ANNAPOLIS, Md. (WJZ) -- The state of Maryland has yet to be reimbursed for the cost of deploying hundreds of National Guard members to the U.S. Capitol following the Jan. 6 Capitol riots.

Without those funds, the department will have to make serious budget cuts.

Maj. Gen. Timothy Gowen of Maryland's Army National Guard has a message: time is of the essence. Maryland's National Guard needs to get this money now, but if they don't do it by Aug. 1, over 700 of their members will stop getting paid. And for the hundreds waiting to go to training, they'll be held up or delayed.

He's asking for help sooner rather than later.

"We needed to make it abundantly clear to our congressional delegation that we've got to act now," Gowen said.

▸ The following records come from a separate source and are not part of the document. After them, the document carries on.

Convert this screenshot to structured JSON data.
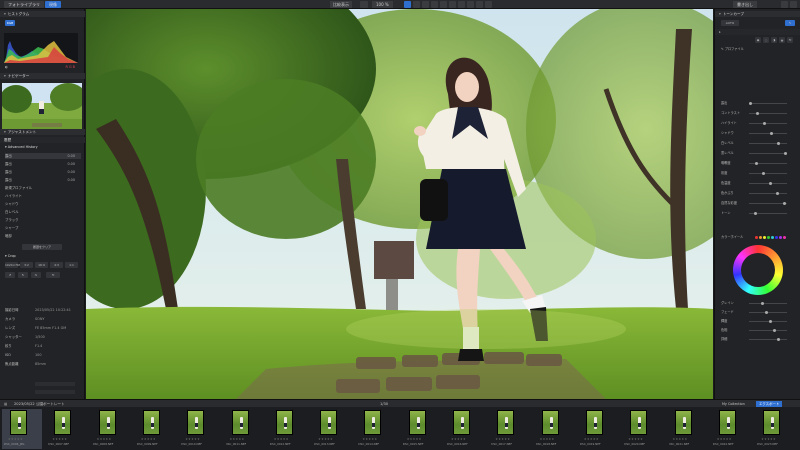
{
  "top": {
    "tabs": [
      "フォトライブラリ",
      "現像"
    ],
    "zoom": "100 %",
    "zoom_mode": "比較表示",
    "export_label": "書き出し"
  },
  "left": {
    "histogram_title": "ヒストグラム",
    "navigator_title": "ナビゲーター",
    "adjust_title": "アジャストメント",
    "history_header": "履歴",
    "history_group": "Advanced History",
    "history_items": [
      {
        "label": "露出",
        "value": "0.00"
      },
      {
        "label": "露出",
        "value": "0.00"
      },
      {
        "label": "露出",
        "value": "0.00"
      },
      {
        "label": "露出",
        "value": "0.00"
      },
      {
        "label": "新規プロファイル",
        "value": ""
      },
      {
        "label": "ハイライト",
        "value": ""
      },
      {
        "label": "シャドウ",
        "value": ""
      },
      {
        "label": "白レベル",
        "value": ""
      },
      {
        "label": "ブラック",
        "value": ""
      },
      {
        "label": "シャープ",
        "value": ""
      },
      {
        "label": "暗部",
        "value": ""
      }
    ],
    "history_button": "履歴をクリア",
    "crop_header": "Crop",
    "crop_buttons": [
      "1024×768",
      "3:2",
      "16:9",
      "4:3",
      "1:1"
    ],
    "info_rows": [
      {
        "label": "撮影日時",
        "value": "2023/05/22 10:22:41"
      },
      {
        "label": "カメラ",
        "value": "SONY"
      },
      {
        "label": "レンズ",
        "value": "FE 85mm F1.4 GM"
      },
      {
        "label": "シャッター",
        "value": "1/500"
      },
      {
        "label": "絞り",
        "value": "F1.4"
      },
      {
        "label": "ISO",
        "value": "100"
      },
      {
        "label": "焦点距離",
        "value": "85mm"
      }
    ]
  },
  "right": {
    "title": "トーンカーブ",
    "profile": "プロファイル",
    "section_color": "カラーホイール",
    "rows": [
      "露出",
      "コントラスト",
      "ハイライト",
      "シャドウ",
      "白レベル",
      "黒レベル",
      "明瞭度",
      "彩度",
      "色温度",
      "色かぶり",
      "自然な彩度",
      "トーン",
      "グレイン",
      "フェード",
      "輝度",
      "色相",
      "詳細"
    ]
  },
  "film": {
    "path": "2023/05/22 公園ポートレート",
    "count": "1/30",
    "collection_label": "My Collection",
    "export_button": "エクスポート",
    "items": [
      {
        "name": "DSC_0006_JPG"
      },
      {
        "name": "DSC_0007.NEF"
      },
      {
        "name": "DSC_0008.NEF"
      },
      {
        "name": "DSC_0009.NEF"
      },
      {
        "name": "DSC_0010.NEF"
      },
      {
        "name": "DSC_0011.NEF"
      },
      {
        "name": "DSC_0012.NEF"
      },
      {
        "name": "DSC_0013.NEF"
      },
      {
        "name": "DSC_0014.NEF"
      },
      {
        "name": "DSC_0015.NEF"
      },
      {
        "name": "DSC_0016.NEF"
      },
      {
        "name": "DSC_0017.NEF"
      },
      {
        "name": "DSC_0018.NEF"
      },
      {
        "name": "DSC_0019.NEF"
      },
      {
        "name": "DSC_0020.NEF"
      },
      {
        "name": "DSC_0021.NEF"
      },
      {
        "name": "DSC_0022.NEF"
      },
      {
        "name": "DSC_0023.NEF"
      }
    ]
  },
  "colors": {
    "accent": "#2f6fd0",
    "panel": "#222326"
  }
}
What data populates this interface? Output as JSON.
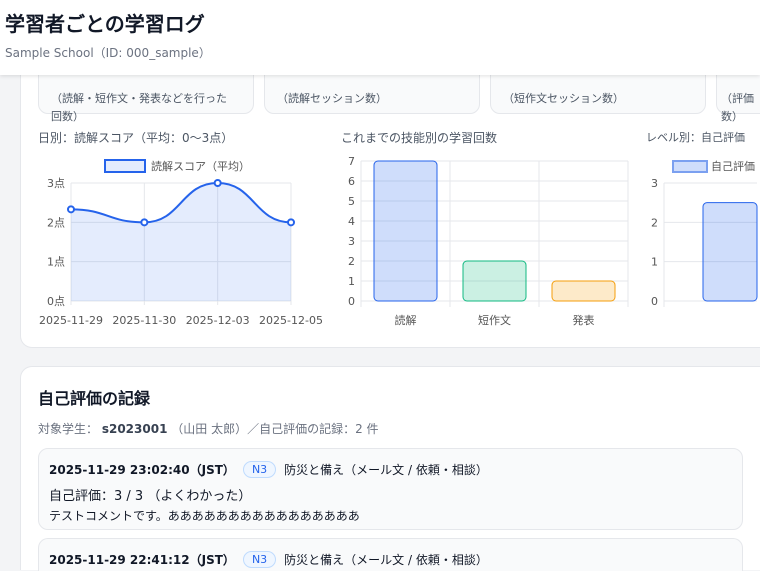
{
  "header": {
    "title": "学習者ごとの学習ログ",
    "subtitle": "Sample School（ID: 000_sample）"
  },
  "stats": [
    {
      "desc1": "（読解・短作文・発表などを行った",
      "desc2": "回数）"
    },
    {
      "desc1": "（読解セッション数）",
      "desc2": ""
    },
    {
      "desc1": "（短作文セッション数）",
      "desc2": ""
    },
    {
      "desc1": "（評価",
      "desc2": "数）"
    }
  ],
  "chart_data": [
    {
      "type": "line",
      "title": "日別：読解スコア（平均：0〜3点）",
      "legend": "読解スコア（平均）",
      "categories": [
        "2025-11-29",
        "2025-11-30",
        "2025-12-03",
        "2025-12-05"
      ],
      "values": [
        2.33,
        2.0,
        3.0,
        2.0
      ],
      "yticks": [
        "0点",
        "1点",
        "2点",
        "3点"
      ],
      "ylim": [
        0,
        3
      ],
      "color": "#2563eb"
    },
    {
      "type": "bar",
      "title": "これまでの技能別の学習回数",
      "categories": [
        "読解",
        "短作文",
        "発表"
      ],
      "values": [
        7,
        2,
        1
      ],
      "yticks": [
        "0",
        "1",
        "2",
        "3",
        "4",
        "5",
        "6",
        "7"
      ],
      "ylim": [
        0,
        7
      ],
      "colors": [
        "#2563eb",
        "#10b981",
        "#f59e0b"
      ]
    },
    {
      "type": "bar",
      "title": "レベル別：自己評価",
      "legend": "自己評価",
      "values": [
        2.5
      ],
      "yticks": [
        "0",
        "1",
        "2",
        "3"
      ],
      "ylim": [
        0,
        3
      ],
      "color": "#2563eb"
    }
  ],
  "selfeval": {
    "title": "自己評価の記録",
    "meta_prefix": "対象学生：",
    "student_id": "s2023001",
    "meta_suffix": "（山田 太郎）／自己評価の記録：2 件",
    "entries": [
      {
        "time": "2025-11-29 23:02:40（JST）",
        "level": "N3",
        "topic": "防災と備え（メール文 / 依頼・相談）",
        "score": "自己評価：3 / 3 （よくわかった）",
        "comment": "テストコメントです。ああああああああああああああああ"
      },
      {
        "time": "2025-11-29 22:41:12（JST）",
        "level": "N3",
        "topic": "防災と備え（メール文 / 依頼・相談）"
      }
    ]
  }
}
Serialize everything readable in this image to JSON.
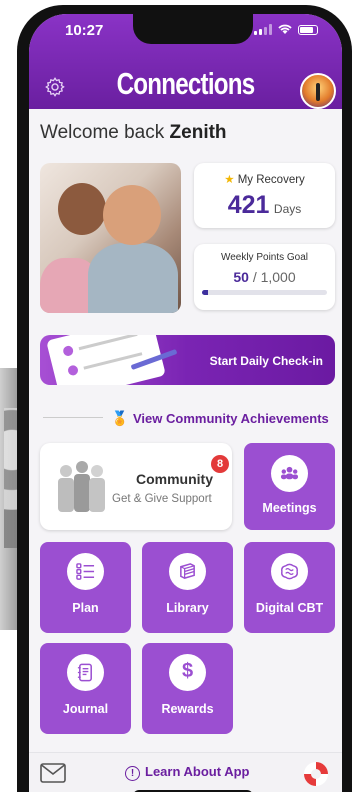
{
  "status_bar": {
    "time": "10:27"
  },
  "header": {
    "title": "Connections"
  },
  "welcome": {
    "prefix": "Welcome back",
    "name": "Zenith"
  },
  "recovery": {
    "label": "My Recovery",
    "value": "421",
    "unit": "Days"
  },
  "goal": {
    "label": "Weekly Points Goal",
    "current": "50",
    "target": "/ 1,000",
    "progress_fraction": 0.05
  },
  "checkin": {
    "label": "Start Daily Check-in"
  },
  "achievements": {
    "label": "View Community Achievements"
  },
  "community": {
    "title": "Community",
    "subtitle": "Get & Give Support",
    "badge": "8"
  },
  "tiles": {
    "meetings": "Meetings",
    "plan": "Plan",
    "library": "Library",
    "digital_cbt": "Digital CBT",
    "journal": "Journal",
    "rewards": "Rewards"
  },
  "footer": {
    "learn": "Learn About App"
  },
  "colors": {
    "brand": "#7a24b3",
    "tile": "#9b4fd1",
    "accent": "#4b2a9a",
    "badge": "#e33a3a"
  }
}
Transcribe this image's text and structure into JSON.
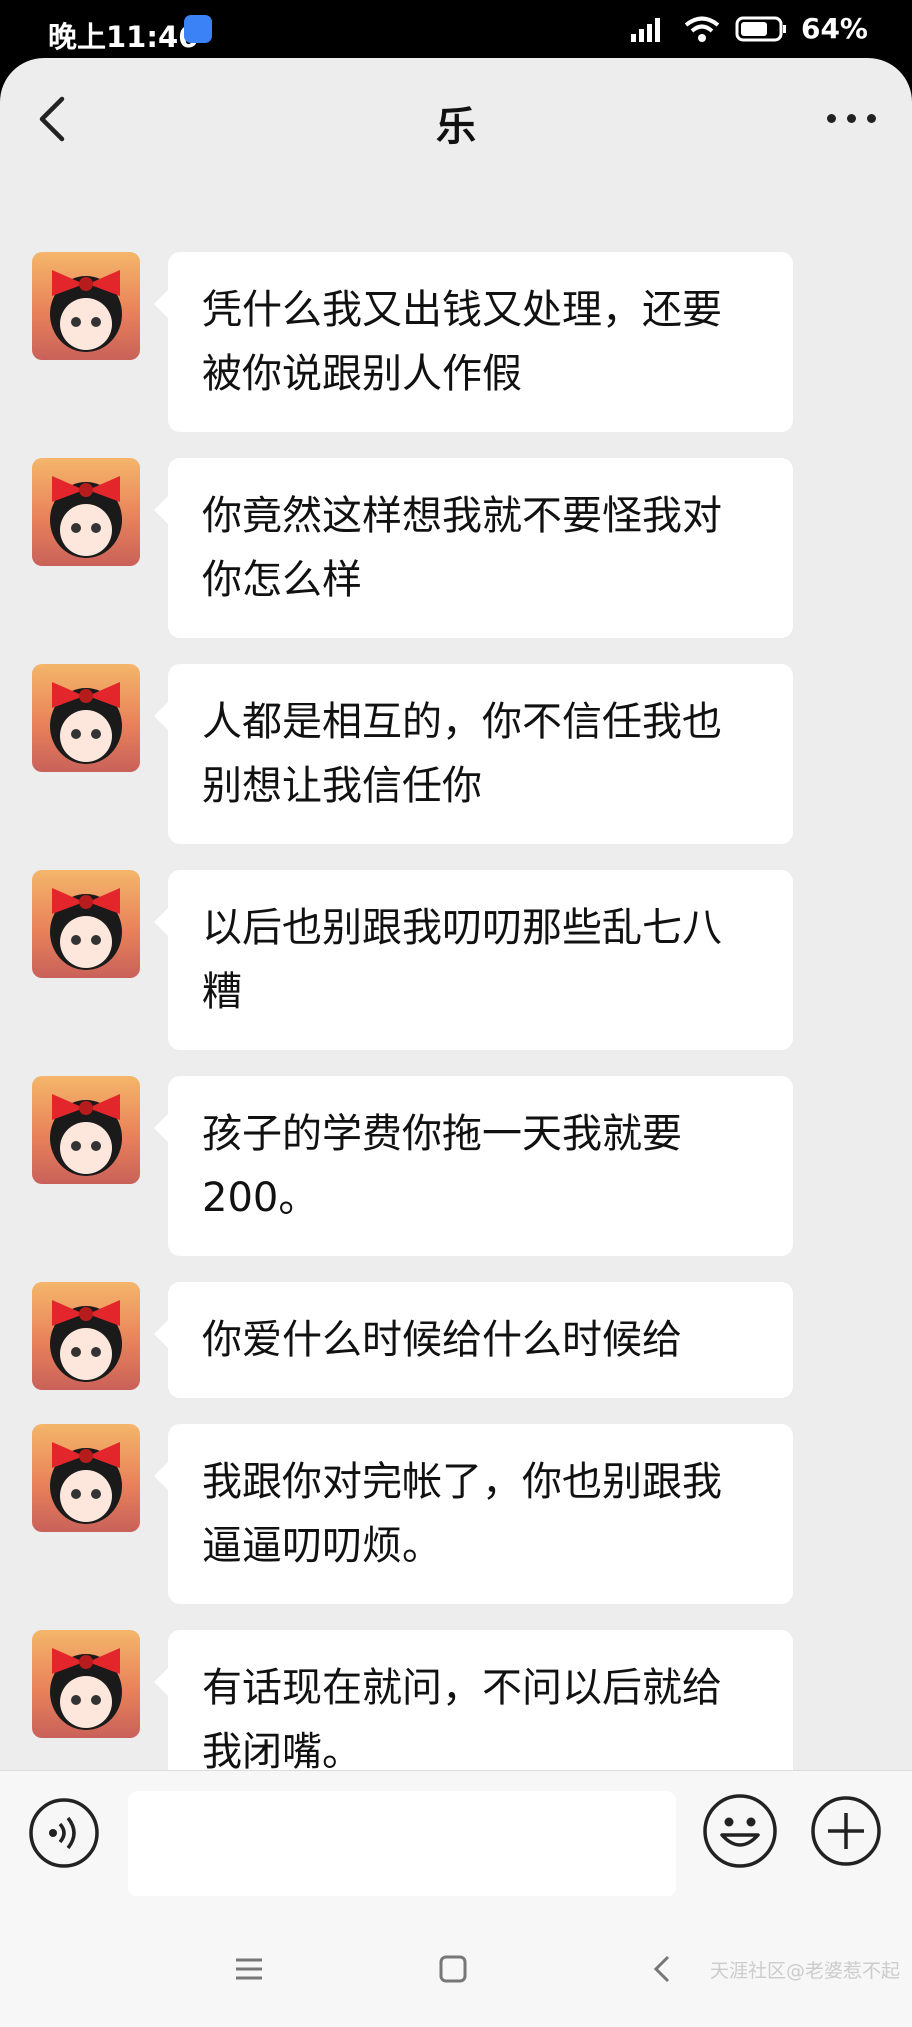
{
  "status_bar": {
    "time": "晚上11:46",
    "battery": "64%"
  },
  "header": {
    "title": "乐"
  },
  "messages": [
    {
      "text": "凭什么我又出钱又处理，还要被你说跟别人作假"
    },
    {
      "text": "你竟然这样想我就不要怪我对你怎么样"
    },
    {
      "text": "人都是相互的，你不信任我也别想让我信任你"
    },
    {
      "text": "以后也别跟我叨叨那些乱七八糟"
    },
    {
      "text": "孩子的学费你拖一天我就要200。"
    },
    {
      "text": "你爱什么时候给什么时候给"
    },
    {
      "text": "我跟你对完帐了，你也别跟我逼逼叨叨烦。"
    },
    {
      "text": "有话现在就问，不问以后就给我闭嘴。"
    }
  ],
  "watermark": "天涯社区@老婆惹不起"
}
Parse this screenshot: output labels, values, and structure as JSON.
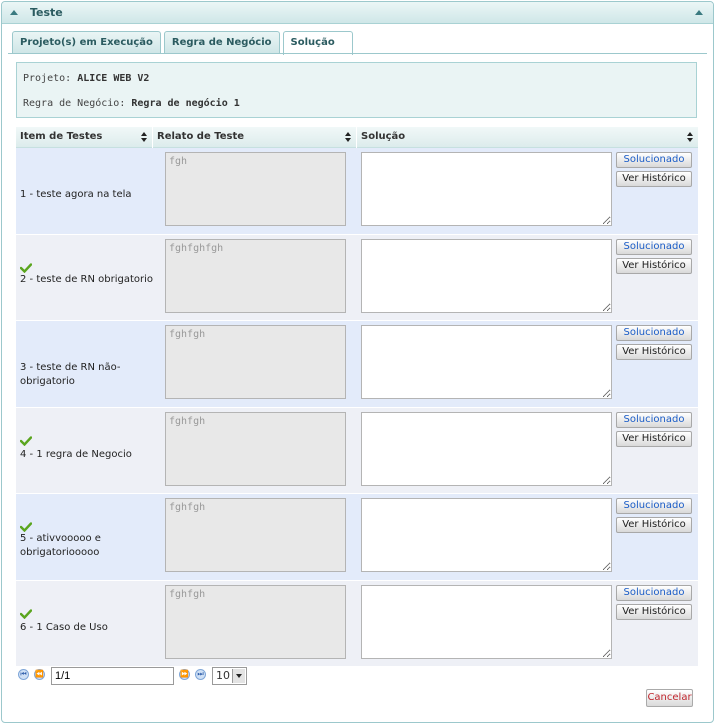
{
  "panel": {
    "title": "Teste"
  },
  "tabs": [
    {
      "label": "Projeto(s) em Execução"
    },
    {
      "label": "Regra de Negócio"
    },
    {
      "label": "Solução"
    }
  ],
  "info": {
    "projeto_label": "Projeto:",
    "projeto_value": "ALICE WEB V2",
    "regra_label": "Regra de Negócio:",
    "regra_value": "Regra de negócio 1"
  },
  "grid": {
    "headers": [
      "Item de Testes",
      "Relato de Teste",
      "Solução"
    ],
    "rows": [
      {
        "item": "1 - teste agora na tela",
        "relato": "fgh",
        "checked": false,
        "solucionado": "Solucionado",
        "historico": "Ver Histórico"
      },
      {
        "item": "2 - teste de RN obrigatorio",
        "relato": "fghfghfgh",
        "checked": true,
        "solucionado": "Solucionado",
        "historico": "Ver Histórico"
      },
      {
        "item": "3 - teste de RN não-obrigatorio",
        "relato": "fghfgh",
        "checked": false,
        "solucionado": "Solucionado",
        "historico": "Ver Histórico"
      },
      {
        "item": "4 - 1 regra de Negocio",
        "relato": "fghfgh",
        "checked": true,
        "solucionado": "Solucionado",
        "historico": "Ver Histórico"
      },
      {
        "item": "5 - ativvooooo e obrigatoriooooo",
        "relato": "fghfgh",
        "checked": true,
        "solucionado": "Solucionado",
        "historico": "Ver Histórico"
      },
      {
        "item": "6 - 1 Caso de Uso",
        "relato": "fghfgh",
        "checked": true,
        "solucionado": "Solucionado",
        "historico": "Ver Histórico"
      }
    ]
  },
  "pager": {
    "page": "1/1",
    "page_size": "10"
  },
  "actions": {
    "cancel": "Cancelar"
  },
  "colors": {
    "accent": "#9cc8cc",
    "row_odd": "#e3ebfa",
    "row_even": "#eef0f6",
    "link_blue": "#1a5cc7",
    "cancel_red": "#c0262d",
    "check_green": "#5aa51e"
  }
}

In a letter sent to Sen. Ben Cardin, Gowen said the National Guard needs to be reimbursed for sending thousands of soldiers from across the country to the Capitol riots on Jan. 6. About 800 soldiers were from Maryland alone.

"The National Guard deployed 26,000 members, both Army and Air, to the Capitol, and there's no set aside for money for operations like that," Gowen said.

In a tweet Tuesday, Gov. Larry Hogan called on Maryland's congressional delegation to take urgent action to prevent major disruptions to ongoing operations.

"Aug. 1 is very important," Gowen said. "We've got to have the money by then."

Without the money, there will be a severe cut in training, maintenance and payroll for 776 full-time soldiers and airmen in Maryland.

"It's going to have an effect on readiness. It's going to have an effect on retention. It's going have an effect on how quickly we respond to things going forward," Gowen said.

It is unclear exactly how much money is owed to Maryland alone, but we do know the bill for sending over 25,000 National Guard members that responded after the Capitol riots were roughly $521 million. WJZ reached out to Cardin's office, to whom this letter was sent.  This was his response:

"There is no question that this was a federal mission, and it should be paid for with federal funds. Congress needs to get this done before our August recess," he said.

A Statement from U.S. Senator Ben Cardin reads:

"Maryland National Guard members were deployed with no notice to defend the U.S. Capitol, as well as lawmakers and staff, from immediate and ongoing threats. Guard members helped to ultimately ensure a peaceful transition of power to a new Administration on January 20 at the U.S. Capitol. There is no question that this was a federal mission and it should be paid for with federal funds. Congress needs to get this done before our August recess, when serious budget shortfalls put public safety at risk and could hurt the Guard's readiness for other critical ongoing missions."